Die MS Dering legt in Hutbay an. Das Meer ist mild und gütig in dieser Nacht. Die alte MS Dering schaukelt auf sanften Wogen. Rund steht der Mond am Himmel, die Milchstraße ist so klar erkennbar wie das nur an Punkten wie hier möglich ist: mitten im Nirgendwo, auf offenem Meer zwischen Port Blair, der Hauptstadt der Andamanen, und Hutbay, dem Hafen von Klein-Andaman. An Deck des Passagierboots haben die Reisenden Tücher ausgelegt und sich zum Schlafen ausgestreckt. Acht bis zwölf Stunden dauert die Fahrt, je nach Wellengang. Mit dem ersten Tageslicht werden die Körper, die am Boden zusammengekauert liegen, unruhig. Frauenfinger streichen Kinderhaare glatt, ein Mann putzt sich mit dem Zeigefinger provisorisch die Zähne, Kekse und kleine Gläser mit Chai, dem milchigwürzigen indischen Tee, machen die Runde. Wieder einmal hat die MS Dering die lange Fahrt hinter sich gebracht, hat sich durch dieses Meer hindurchgemogelt, dem die Menschen nicht mehr trauen.

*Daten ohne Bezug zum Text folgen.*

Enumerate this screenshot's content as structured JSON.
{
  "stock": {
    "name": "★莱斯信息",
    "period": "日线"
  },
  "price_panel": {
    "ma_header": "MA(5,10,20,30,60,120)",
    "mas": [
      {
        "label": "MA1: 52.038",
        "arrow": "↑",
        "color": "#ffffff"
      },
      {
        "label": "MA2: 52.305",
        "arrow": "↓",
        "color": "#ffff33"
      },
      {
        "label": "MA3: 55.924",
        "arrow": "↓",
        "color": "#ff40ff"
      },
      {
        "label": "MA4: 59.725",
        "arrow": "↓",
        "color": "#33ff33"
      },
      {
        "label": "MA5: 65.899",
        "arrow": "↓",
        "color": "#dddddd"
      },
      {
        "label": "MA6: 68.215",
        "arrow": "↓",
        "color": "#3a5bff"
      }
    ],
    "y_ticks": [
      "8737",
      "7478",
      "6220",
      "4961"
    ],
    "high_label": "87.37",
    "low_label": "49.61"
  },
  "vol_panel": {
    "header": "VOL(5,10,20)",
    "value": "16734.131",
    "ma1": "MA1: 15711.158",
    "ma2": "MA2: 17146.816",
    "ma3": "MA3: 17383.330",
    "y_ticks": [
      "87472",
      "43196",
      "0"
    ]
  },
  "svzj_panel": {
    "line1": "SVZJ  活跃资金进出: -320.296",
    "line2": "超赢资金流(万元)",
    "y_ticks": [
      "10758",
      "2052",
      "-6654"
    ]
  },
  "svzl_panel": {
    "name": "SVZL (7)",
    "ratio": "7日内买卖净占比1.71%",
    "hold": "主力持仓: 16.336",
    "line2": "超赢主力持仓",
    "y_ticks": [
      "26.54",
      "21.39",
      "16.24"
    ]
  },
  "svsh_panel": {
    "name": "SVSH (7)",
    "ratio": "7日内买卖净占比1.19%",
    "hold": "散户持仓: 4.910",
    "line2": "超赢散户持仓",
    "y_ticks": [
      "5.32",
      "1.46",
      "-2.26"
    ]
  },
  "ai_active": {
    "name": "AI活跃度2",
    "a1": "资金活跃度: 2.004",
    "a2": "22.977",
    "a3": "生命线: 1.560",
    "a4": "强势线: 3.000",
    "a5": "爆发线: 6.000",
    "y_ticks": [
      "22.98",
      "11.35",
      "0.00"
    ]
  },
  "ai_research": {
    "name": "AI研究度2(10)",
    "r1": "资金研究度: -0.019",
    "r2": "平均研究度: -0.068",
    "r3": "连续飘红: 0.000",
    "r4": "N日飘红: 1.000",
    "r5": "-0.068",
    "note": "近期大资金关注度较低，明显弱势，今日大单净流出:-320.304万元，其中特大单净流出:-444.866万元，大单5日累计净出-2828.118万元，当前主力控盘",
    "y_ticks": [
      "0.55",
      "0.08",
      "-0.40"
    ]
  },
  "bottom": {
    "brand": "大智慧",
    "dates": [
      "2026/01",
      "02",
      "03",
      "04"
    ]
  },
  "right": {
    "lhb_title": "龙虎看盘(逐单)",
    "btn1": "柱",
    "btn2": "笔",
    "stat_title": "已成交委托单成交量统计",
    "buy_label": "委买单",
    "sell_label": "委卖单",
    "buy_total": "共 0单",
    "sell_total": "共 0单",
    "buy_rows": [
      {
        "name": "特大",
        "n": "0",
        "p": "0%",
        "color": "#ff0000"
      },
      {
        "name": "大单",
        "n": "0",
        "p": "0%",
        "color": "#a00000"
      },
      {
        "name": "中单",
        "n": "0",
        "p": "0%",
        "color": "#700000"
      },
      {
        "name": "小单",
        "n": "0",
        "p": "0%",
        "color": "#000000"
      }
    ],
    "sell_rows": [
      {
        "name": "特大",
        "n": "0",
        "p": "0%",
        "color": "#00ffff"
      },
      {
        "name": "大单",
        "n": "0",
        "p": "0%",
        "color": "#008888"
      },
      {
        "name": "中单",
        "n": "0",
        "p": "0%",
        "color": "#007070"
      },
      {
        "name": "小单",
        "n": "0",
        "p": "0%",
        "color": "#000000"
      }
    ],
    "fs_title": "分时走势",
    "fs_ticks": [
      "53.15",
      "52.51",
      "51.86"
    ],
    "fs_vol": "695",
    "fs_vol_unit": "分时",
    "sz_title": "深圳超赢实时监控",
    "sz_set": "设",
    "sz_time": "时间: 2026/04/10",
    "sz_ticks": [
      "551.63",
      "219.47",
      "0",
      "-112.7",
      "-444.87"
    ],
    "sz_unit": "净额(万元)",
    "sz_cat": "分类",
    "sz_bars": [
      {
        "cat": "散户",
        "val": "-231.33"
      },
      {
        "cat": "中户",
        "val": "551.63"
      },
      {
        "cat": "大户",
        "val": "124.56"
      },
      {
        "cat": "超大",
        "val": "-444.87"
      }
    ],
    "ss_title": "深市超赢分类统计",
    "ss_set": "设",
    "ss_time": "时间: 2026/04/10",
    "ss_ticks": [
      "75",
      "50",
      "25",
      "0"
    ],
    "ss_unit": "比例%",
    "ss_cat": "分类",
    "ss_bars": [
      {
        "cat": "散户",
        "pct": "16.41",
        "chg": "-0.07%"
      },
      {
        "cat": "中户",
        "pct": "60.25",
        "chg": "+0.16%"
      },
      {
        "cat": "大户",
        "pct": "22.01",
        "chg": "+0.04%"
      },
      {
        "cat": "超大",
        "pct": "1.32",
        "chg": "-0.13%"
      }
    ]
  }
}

Ein Jahr ist es her, dass dieses Meer sie blindlings überfallen hat, „die Menschen gegessen hat“, wie die ursprünglichen Einwohner der Inselgruppe es nennen. Unmöglich, das zu vergessen. Festland kommt in Sicht. Der Strand von Hutbay liegt hell im Morgenlicht. Die Fischer haben ihren Fang eingeholt und schauen neugierig zu, als die Dering anlegt und ihre Passagiere ungeduldig von Bord drängen. Taschen, Eimer, mit Kordeln verschnürte Pakete, Körbe, Plastik- und Basttüten und Kartons – kaum eine Hand, ein Arm, ein Rücken ist unbepackt.
Das Leben ist zurück
Wellblechhütten säumen eine Straße ins Inselinnere.Die kleinen Krämerläden, die vor dem Tsunami die Straßen säumten, sind wieder an Ort und Stelle. Und nahezu alles, was man in den Läden kaufen kann, kommt vom indischen Festland. Denn statt Coca-Cola und Co bringt Klein-Andaman ganz andere Schätze hervor: Öl- und Kokospalmen und natürlich Fische, Fische, Fische. Schnell vom Bord und nach Hause! Nur, dass es für viele Einwohner der Insel ein Zuhause, wie sie es zuvor hatten, nicht mehr gibt.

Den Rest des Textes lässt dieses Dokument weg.